In this example, we will be plotting the factors that affect compressive strength of concrete.

We start by importing additional packages necessary for this visualization.

In [None]:
library("ggplot2")

print("Libraries loaded!")

Next, we load data and look at the first few rows.

In [None]:
concrete <- read.csv(file = "data/Concrete_Data.csv")
head(concrete)

Our first plot will be plotting the Compressive Strength vs. the amount of cement. Using the ggplot method `geom_smooth`, it will automatically draw the line from linear regression.

In [None]:
ggplot(data = concrete, mapping = aes(x = Cement, y = Compressive_Strength)) +
  geom_point() +
  geom_smooth(method = "lm")

We should update our axis labels, using the `xlab` and `ylab` commands.

In [None]:
ggplot(data = concrete, mapping = aes(x = Cement, y = Compressive_Strength)) +
  geom_point() +
  geom_smooth(method = "lm") +
  ylab("Strength (MPa)") +
  xlab("Cement (kg/m3)")

Next, we will modify our code to change what we plot on the x-axis. In this case we want to plot Age on the x-axis. Update the code below to change the values we are plotting on the x-axis. _Hint_: you'll need to change the name of the variable passed to x on the first line, as well as the axis label on the last line.

In [None]:
ggplot(data = concrete, mapping = aes(x = Cement, y = Compressive_Strength)) +
  geom_point() +
  geom_smooth(method = "lm") +
  ylab("Strength (MPa)") +
  xlab("Cement (kg/m3)")

By default, it will add a linear regression line and confidence intervals. This does not look like a linear relationship (the compressive strength doesn't appear to increase continuously with age).

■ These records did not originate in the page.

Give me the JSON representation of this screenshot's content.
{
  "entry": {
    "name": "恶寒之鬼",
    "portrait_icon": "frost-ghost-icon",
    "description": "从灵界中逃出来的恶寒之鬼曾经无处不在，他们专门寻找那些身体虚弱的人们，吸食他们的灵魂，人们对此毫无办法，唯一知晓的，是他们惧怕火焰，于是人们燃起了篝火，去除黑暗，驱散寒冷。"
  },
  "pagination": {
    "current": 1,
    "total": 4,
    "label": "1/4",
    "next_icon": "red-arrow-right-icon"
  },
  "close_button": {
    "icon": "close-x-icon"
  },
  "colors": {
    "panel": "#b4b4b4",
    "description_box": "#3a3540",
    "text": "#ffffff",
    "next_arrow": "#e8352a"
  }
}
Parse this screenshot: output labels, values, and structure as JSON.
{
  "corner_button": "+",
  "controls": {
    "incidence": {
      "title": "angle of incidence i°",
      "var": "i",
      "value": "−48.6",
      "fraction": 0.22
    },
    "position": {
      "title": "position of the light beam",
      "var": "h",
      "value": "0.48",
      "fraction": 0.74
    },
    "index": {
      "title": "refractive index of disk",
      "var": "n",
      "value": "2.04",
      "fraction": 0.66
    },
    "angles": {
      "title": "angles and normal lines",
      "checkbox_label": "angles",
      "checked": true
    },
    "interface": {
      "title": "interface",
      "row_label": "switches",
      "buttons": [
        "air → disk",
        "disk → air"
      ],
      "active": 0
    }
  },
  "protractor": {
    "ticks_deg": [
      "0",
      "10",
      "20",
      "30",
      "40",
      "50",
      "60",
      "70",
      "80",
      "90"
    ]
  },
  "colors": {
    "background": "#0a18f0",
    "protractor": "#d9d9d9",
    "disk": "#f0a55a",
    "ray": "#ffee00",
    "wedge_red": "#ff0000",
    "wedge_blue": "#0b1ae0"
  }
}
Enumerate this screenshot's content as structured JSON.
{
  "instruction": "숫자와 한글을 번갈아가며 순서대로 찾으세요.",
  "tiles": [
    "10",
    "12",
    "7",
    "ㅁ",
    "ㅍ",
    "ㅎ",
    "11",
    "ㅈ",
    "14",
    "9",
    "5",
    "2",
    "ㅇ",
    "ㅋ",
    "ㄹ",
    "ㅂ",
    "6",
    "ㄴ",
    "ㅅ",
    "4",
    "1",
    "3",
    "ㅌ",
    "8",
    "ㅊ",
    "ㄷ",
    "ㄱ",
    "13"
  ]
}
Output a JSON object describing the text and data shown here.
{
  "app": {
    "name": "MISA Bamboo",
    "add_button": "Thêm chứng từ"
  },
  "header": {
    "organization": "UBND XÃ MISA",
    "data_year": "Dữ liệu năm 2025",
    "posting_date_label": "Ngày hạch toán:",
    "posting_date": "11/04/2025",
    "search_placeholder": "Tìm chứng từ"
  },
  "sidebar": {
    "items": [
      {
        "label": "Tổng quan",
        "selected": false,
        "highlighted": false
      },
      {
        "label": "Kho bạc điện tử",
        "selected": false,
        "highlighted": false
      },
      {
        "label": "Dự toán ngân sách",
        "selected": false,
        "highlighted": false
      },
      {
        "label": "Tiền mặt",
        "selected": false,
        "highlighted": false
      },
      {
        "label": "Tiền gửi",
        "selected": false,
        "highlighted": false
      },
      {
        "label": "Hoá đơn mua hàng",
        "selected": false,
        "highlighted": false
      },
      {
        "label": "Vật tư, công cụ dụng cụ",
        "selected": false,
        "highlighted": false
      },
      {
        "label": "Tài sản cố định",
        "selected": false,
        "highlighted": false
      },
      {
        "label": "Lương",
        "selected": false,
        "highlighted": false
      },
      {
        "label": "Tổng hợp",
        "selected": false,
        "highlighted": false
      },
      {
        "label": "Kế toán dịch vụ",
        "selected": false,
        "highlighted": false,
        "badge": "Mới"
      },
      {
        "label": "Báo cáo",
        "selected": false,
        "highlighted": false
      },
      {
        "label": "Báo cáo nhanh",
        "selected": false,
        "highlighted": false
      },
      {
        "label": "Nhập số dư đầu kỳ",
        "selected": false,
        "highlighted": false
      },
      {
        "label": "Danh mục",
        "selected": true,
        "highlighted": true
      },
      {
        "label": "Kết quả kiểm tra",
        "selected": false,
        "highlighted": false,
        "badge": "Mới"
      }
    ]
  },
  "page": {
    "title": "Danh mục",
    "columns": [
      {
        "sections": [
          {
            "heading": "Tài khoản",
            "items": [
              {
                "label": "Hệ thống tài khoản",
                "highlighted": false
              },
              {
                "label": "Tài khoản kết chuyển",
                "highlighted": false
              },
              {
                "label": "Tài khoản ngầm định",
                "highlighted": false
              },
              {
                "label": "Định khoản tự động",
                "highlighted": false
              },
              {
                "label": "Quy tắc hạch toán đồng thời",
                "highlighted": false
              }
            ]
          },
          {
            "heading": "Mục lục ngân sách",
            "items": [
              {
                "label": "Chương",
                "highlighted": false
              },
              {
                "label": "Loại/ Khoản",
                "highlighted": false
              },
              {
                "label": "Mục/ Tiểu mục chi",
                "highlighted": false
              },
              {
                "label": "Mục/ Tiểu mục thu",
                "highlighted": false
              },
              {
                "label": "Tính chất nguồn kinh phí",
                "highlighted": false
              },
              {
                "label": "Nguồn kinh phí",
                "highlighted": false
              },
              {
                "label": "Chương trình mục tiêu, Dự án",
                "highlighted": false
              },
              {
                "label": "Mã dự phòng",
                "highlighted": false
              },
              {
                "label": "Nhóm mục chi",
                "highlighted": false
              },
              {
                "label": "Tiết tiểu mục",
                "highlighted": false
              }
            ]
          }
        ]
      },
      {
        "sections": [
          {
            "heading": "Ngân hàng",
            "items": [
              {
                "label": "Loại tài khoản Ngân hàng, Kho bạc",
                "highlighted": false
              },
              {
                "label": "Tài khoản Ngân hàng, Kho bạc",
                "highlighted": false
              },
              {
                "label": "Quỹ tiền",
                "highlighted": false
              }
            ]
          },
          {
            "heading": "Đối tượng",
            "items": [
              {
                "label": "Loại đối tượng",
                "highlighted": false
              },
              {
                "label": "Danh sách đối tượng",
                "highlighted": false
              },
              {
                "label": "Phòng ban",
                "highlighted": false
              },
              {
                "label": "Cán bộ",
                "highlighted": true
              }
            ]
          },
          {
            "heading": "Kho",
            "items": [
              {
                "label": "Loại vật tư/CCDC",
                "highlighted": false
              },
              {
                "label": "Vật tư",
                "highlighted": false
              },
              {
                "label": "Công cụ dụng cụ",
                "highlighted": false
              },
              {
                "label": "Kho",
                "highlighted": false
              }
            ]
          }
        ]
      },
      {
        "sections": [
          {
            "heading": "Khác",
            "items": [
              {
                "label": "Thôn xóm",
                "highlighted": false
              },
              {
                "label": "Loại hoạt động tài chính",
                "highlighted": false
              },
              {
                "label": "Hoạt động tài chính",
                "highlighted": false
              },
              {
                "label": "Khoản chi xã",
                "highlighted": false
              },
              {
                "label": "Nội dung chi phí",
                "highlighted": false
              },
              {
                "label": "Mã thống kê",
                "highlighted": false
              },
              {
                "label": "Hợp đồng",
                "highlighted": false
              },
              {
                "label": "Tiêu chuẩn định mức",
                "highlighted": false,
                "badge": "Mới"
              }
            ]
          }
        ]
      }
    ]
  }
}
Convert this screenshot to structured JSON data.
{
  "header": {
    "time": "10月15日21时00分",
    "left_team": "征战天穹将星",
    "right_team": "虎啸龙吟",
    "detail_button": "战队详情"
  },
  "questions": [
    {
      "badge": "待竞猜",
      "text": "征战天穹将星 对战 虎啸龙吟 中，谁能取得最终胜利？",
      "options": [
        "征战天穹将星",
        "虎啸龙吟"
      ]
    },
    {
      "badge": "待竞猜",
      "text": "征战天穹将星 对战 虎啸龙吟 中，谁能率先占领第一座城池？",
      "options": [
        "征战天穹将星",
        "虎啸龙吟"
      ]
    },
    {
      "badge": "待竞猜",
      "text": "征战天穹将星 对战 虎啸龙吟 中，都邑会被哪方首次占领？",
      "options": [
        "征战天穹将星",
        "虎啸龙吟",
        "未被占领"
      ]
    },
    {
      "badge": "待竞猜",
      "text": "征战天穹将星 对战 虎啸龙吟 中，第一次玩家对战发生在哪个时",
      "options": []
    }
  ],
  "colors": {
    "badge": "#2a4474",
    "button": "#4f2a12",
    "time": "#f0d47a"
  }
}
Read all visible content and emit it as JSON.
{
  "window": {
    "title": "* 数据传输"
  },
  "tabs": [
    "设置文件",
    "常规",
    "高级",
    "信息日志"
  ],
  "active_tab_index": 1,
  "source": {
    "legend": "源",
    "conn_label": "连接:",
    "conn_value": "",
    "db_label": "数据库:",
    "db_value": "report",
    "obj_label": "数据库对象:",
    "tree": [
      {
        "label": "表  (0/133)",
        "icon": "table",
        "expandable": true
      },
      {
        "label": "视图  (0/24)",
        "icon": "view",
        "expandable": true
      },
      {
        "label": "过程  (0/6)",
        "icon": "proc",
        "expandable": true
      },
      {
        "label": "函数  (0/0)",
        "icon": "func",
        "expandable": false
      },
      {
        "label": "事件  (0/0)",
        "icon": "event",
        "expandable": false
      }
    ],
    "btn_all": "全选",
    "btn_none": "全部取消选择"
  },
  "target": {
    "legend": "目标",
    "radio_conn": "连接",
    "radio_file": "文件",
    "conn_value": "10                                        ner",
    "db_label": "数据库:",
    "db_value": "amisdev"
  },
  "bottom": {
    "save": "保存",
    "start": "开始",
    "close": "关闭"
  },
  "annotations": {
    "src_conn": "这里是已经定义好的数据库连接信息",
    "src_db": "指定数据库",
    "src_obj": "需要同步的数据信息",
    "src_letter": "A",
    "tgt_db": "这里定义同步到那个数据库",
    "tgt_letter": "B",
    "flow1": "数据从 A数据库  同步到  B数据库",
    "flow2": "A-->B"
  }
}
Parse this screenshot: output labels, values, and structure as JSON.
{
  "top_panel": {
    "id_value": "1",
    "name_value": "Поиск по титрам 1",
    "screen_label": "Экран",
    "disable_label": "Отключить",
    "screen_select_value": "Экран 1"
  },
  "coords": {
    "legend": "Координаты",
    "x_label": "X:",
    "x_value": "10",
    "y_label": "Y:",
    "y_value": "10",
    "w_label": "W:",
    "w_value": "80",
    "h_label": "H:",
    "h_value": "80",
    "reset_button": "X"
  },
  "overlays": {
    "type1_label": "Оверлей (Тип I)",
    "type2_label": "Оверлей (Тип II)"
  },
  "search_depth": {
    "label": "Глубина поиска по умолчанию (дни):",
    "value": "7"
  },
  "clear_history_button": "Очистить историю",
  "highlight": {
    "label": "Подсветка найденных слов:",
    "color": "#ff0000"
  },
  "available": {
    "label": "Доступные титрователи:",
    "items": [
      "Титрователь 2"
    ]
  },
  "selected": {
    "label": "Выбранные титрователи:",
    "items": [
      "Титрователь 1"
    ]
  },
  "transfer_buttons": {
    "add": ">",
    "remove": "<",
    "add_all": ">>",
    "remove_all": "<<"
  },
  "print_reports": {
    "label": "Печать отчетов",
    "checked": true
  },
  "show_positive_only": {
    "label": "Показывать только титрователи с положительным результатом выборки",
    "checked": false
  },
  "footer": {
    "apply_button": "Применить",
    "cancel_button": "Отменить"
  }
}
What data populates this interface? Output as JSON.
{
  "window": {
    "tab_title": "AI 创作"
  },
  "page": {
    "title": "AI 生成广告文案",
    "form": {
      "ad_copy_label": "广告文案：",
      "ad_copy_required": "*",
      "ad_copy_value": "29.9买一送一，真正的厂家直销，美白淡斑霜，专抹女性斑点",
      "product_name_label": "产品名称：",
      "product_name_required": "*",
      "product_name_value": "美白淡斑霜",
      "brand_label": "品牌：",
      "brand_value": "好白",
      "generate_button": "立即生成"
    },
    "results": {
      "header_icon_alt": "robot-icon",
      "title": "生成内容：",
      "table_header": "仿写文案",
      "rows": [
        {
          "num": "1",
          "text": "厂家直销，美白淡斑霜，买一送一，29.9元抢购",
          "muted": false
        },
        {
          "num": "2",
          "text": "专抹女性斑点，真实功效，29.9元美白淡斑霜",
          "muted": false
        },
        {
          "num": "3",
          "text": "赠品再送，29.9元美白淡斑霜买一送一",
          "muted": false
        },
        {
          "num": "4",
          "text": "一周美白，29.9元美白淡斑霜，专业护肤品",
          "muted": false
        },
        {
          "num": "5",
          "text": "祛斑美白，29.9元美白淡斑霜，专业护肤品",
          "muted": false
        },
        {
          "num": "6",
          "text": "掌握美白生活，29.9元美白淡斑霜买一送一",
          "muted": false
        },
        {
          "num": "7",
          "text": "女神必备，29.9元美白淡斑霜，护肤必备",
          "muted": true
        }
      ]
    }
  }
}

Try a polynomial relationship by adding `formula = y ~ poly(x, degree = 4)` to the `geom_smooth` method (immediately following the method specification).

In [None]:
# Paste your code from above here, and update

Maybe a little better, but a 4-order polynomial works best. Change the order specification, replacing the 2 with 4 in the `degree` argument of the `poly` command.

In [None]:
# Paste your code from the previous code block and update

To finish off this plot, we want to:

1. Change the axis labels to include units in parentheses (days for age and MPa for compressive strength)
2. Write the plot to a png file

In [None]:
# Replace "Cement" with "Age" in the line below
age_plot <- ggplot(data = concrete, mapping = aes(x = Cement, y = Compressive_Strength)) +
  geom_point() +
  geom_smooth(method = "lm") +
  ylab("Strength (MPa)") +
  xlab("Cement (kg/m3)") # <---- update this axis label, too
print(age_plot) # Prints to screen
ggsave(file = "age-strength-R.png", plot = age_plot)